Tout se touche et se mêle en ce monde heurté du moyen-âge. Je parlais tout à l’heure de l’abbaye d’Augie-la-Riche ou de Richenaw, laquelle était située dans une île du lac de Constance. C’est là que vécut, c’est là que fut enterré Wettin. Eh bien ! la tombe de ce religieux confine peut-être à celle du roi visionnaire Charles-le-Gros, qui y fut également inhumé soixante-quatre ans plus tard, en 888. Ainsi deux visionnaires à côté l’un de l’autre, un prince et un moine qui se rapprochent dans la mort !

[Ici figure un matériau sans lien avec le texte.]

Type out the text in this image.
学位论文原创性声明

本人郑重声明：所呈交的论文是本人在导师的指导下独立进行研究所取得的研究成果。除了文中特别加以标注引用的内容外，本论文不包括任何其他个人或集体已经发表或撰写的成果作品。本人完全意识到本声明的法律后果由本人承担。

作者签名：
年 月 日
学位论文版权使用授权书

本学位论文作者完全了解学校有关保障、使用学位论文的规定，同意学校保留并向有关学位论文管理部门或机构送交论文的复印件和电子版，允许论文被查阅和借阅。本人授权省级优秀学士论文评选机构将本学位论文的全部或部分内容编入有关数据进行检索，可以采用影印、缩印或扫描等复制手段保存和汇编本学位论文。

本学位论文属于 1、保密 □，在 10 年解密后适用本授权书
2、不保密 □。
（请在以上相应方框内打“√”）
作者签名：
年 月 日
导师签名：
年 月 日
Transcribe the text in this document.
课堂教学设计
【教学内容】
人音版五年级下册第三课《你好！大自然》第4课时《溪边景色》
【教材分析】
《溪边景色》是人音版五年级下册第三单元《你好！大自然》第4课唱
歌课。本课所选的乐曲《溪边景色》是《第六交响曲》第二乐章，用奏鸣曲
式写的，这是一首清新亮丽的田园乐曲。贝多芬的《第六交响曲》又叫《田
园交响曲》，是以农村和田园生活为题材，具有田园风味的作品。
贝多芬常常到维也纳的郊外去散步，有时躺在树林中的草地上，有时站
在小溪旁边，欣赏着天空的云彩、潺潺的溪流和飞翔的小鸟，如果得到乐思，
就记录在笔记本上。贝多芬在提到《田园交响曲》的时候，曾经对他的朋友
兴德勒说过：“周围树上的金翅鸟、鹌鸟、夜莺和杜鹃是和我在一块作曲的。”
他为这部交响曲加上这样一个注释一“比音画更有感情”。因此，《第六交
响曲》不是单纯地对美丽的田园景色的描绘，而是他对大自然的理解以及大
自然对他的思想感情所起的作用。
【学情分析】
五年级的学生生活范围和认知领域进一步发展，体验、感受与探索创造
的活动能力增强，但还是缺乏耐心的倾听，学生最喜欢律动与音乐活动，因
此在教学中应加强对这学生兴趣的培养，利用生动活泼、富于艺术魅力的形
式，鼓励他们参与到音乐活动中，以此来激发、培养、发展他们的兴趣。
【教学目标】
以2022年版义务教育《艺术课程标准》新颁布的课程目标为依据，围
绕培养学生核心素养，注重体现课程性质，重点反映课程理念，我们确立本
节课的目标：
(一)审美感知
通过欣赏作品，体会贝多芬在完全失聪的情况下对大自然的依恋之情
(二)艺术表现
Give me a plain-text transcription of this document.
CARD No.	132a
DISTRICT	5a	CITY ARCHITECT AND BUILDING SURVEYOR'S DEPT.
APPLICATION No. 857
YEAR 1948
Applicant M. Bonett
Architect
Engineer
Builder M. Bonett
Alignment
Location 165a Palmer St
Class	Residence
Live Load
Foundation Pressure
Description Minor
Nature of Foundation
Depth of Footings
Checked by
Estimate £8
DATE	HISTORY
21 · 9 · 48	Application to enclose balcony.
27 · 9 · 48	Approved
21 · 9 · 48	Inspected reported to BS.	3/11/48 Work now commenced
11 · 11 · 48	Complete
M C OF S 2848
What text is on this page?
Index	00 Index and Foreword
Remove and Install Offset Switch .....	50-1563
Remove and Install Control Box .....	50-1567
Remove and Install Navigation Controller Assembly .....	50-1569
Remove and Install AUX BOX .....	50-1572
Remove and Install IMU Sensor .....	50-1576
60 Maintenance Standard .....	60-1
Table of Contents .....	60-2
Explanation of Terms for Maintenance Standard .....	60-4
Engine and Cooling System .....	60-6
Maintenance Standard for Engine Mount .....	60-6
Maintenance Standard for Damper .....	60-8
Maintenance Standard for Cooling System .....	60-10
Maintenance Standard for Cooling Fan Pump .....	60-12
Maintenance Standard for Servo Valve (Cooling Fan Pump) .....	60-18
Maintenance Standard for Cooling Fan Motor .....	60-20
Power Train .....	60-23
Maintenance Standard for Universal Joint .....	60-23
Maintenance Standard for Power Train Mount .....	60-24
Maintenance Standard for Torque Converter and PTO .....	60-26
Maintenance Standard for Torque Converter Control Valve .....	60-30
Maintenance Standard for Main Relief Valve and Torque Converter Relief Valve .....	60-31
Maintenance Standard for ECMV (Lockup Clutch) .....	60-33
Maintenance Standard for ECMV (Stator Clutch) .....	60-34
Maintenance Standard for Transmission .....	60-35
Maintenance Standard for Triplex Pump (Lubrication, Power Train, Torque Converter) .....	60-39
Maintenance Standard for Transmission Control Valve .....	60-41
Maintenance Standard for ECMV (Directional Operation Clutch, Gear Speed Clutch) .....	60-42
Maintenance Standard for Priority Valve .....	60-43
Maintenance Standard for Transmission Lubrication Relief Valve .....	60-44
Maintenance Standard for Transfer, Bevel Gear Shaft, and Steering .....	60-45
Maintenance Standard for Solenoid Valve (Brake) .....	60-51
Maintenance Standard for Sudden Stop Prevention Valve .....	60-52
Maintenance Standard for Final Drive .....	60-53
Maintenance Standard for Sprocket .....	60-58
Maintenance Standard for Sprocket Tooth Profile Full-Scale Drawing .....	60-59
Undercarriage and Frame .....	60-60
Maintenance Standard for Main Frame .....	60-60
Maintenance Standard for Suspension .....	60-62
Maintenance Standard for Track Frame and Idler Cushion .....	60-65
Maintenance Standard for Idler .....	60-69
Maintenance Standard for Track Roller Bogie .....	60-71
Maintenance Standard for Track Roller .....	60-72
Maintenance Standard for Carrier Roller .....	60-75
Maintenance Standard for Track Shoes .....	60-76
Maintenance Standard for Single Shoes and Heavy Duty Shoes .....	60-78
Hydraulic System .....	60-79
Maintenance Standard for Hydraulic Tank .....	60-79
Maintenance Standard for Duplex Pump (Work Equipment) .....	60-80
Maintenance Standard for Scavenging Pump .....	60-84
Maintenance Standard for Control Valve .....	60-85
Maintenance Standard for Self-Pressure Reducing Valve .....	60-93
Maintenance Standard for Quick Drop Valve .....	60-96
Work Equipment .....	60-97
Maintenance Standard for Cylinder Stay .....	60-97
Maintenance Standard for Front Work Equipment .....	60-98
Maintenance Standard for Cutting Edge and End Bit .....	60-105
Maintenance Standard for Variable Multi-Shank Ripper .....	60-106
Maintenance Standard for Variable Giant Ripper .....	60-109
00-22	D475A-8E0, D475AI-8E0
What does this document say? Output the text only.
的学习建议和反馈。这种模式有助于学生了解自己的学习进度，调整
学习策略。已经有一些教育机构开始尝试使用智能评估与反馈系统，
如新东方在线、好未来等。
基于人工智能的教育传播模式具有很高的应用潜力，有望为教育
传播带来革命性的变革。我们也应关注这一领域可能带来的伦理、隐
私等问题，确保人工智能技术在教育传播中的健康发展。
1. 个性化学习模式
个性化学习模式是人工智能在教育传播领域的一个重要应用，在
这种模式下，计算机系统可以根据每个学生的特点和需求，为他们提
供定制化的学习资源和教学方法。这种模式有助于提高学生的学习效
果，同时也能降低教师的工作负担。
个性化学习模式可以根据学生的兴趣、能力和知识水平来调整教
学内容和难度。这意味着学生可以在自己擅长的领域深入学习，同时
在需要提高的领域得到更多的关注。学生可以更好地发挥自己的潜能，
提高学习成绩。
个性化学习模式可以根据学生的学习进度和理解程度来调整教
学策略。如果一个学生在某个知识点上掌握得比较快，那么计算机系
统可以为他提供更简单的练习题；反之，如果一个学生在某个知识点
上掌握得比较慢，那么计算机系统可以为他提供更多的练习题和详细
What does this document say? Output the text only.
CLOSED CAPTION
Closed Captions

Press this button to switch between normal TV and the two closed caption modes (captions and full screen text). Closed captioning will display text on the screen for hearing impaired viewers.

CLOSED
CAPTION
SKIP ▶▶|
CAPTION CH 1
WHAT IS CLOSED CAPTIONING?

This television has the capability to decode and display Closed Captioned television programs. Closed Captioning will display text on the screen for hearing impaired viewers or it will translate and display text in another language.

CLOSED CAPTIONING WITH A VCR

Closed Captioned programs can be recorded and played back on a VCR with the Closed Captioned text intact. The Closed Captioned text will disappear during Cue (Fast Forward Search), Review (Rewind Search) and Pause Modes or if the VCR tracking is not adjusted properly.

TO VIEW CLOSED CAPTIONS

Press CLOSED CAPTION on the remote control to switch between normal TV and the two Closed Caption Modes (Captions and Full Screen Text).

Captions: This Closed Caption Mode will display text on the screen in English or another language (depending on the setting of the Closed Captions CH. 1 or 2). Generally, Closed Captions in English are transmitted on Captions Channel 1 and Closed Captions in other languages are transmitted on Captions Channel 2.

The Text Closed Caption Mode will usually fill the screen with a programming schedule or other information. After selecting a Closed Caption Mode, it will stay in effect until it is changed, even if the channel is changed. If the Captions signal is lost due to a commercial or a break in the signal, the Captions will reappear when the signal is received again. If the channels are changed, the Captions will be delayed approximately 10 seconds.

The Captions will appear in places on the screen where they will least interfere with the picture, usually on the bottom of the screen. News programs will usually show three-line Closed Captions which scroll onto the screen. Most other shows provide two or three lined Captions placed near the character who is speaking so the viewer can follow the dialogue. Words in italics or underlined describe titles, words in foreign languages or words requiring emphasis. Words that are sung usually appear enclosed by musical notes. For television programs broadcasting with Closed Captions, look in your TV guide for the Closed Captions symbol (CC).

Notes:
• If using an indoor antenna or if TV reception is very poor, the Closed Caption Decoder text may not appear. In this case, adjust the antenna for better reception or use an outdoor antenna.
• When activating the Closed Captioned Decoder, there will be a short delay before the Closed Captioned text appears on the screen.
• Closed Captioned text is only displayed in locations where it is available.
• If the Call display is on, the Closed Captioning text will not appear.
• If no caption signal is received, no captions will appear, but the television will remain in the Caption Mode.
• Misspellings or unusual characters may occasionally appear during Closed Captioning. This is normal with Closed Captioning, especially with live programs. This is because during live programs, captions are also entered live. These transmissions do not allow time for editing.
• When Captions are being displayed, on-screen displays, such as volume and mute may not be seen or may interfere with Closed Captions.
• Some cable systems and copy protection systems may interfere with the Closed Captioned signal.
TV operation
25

La légende de Charles-le-Gros eut une grande célébrité au moyen-âge[1]. Comme ce roi revenait des matines et qu’il allait se coucher, un inconnu vêtu de blanc vint l’enlever, qui tenait à la main un peloton rayonnant comme une comète ; il en déroula un bout et dit à ce prince de se l’attacher au pouce droit, afin que ce fil lumineux le guidât dans les labyrinthes infernaux. À peine Charles était-il arrivé en un lieu où étaient punis les mauvais évêques

  1. Voir le continuateur de Bède, De Gest. Anglor., liv. II, chap. II. — Acad. des Inscript., XXXVI, 207.